Sob este aspecto, somos todos como aquele francesinho que, em Buchenwald, teimava em querer apresentar uma reclamação ao escrivão, prisioneiro como ele, que registrava a sua chegada. Uma reclamação? O escrivão e seus colegas riam: “Inútil, meu velho. Aqui, não se reclama”. “Mas, veja bem, meu senhor”, dizia o francesinho, “o meu caso é excepcional. Sou inocente!”
Somos todos casos excepcionais. Todos queremos recorrer de qualquer coisa! Cada qual exige ser considerado inocente, a todo custo, mesmo que para isso seja preciso acusar o gênero humano e o céu. Daremos uma alegria medíocre a um homem, se lhe elogiarmos os esforços graças aos quais se tornou inteligente ou generoso. Mas ele exultará se admirarmos sua generosidade natural. Inversamente, se dissermos a um criminoso que seu erro não decorre da sua natureza, nem do seu caráter, e sim de circunstâncias infelizes, ele nos ficará violentamente reconhecido. Durante a defesa, escolherá até mesmo esse momento para chorar. No entanto, não há mérito nenhum em ser honesto, nem inteligente pelo nascimento! Assim como não se é certamente mais responsável em ser criminoso por natureza do que devido a circunstâncias.
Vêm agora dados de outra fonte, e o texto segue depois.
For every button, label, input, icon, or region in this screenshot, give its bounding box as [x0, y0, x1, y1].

Mas esses bandidos querem a absolvição, isto é, a irresponsabilidade, e, sem vergonha, extraem justificativas da natureza ou desculpas das circunstâncias, mesmo que sejam contraditórias. O essencial é que sejam inocentes, que suas virtudes pela graça do nascimento não possam ser postas em dúvida, e que seus erros, nascidos de uma infelicidade passageira, nunca sejam mais do que provisórios. Já lhe disse, trata-se de fugir ao julgamento. Como é difícil fugir ao julgamento, e melindroso fazer, a um só tempo, admirar e desculpar a própria natureza, todos eles procuram ser ricos. Por quê? O senhor já se perguntou isso alguma vez? Pelo poder, certamente. Mas, sobretudo, porque a riqueza nos livra do julgamento imediato, nos retira da multidão do metrô para nos encerrar numa carroceria toda niquelada, nos isola em vastos jardins particulares, carros leitos, camarotes de luxo. A riqueza, caro amigo, não é ainda a absolvição, mas uma suspensão de pena, sempre fácil de conseguir. . .
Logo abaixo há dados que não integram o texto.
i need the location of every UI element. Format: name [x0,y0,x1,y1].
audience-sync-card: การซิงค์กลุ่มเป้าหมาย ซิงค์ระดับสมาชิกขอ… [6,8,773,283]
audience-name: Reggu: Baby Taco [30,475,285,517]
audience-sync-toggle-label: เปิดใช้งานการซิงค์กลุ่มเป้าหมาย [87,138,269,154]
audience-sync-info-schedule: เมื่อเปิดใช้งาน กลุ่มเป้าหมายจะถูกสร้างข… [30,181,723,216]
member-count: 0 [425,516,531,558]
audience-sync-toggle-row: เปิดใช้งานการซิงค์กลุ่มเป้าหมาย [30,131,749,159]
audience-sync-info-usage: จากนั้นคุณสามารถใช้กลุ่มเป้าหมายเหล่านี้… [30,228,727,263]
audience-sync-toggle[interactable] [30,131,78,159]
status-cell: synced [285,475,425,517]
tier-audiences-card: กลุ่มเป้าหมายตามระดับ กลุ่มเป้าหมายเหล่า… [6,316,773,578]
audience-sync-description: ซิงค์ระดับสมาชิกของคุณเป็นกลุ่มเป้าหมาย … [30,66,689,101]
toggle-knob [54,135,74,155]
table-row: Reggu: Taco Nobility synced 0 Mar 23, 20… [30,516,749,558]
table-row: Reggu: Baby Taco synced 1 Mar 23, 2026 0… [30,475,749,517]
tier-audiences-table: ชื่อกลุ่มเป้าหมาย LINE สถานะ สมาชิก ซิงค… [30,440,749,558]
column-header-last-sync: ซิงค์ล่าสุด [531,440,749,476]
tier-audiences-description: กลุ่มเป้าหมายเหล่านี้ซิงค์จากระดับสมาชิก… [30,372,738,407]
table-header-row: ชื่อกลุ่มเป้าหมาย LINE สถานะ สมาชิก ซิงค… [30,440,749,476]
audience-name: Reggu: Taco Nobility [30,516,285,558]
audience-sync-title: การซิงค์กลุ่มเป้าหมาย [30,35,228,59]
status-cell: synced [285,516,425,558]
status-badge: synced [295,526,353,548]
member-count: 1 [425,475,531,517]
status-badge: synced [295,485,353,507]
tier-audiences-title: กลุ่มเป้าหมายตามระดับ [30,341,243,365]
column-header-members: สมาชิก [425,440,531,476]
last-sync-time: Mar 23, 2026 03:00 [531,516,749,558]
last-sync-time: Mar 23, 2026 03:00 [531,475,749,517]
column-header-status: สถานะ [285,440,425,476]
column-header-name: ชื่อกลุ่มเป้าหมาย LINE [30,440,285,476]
Sendo uma suspensão da pena, a riqueza é o passe livre da maldade? É a consciência leve, de tão livre em seu leque de ações, e por isso tão amena e fresca? Uma frescura que não vem da inocência, mas da certeza de que não se fará nenhum julgamento? A riqueza, então, infla a alma, presa num corpo pesado e rechunchudo, pleno de guloseimas. Infla até que ela se sinta leve e vôe, cada vez mais alto. Até – e eis aqui a vingança de minha imaginação – vir um bendito pica-pau e a estourar, com sua maldade irônica, seguida daquele riso indefectível… riso que enche meus ouvidos na lembrança do julgamento feroz dos desenhos animados.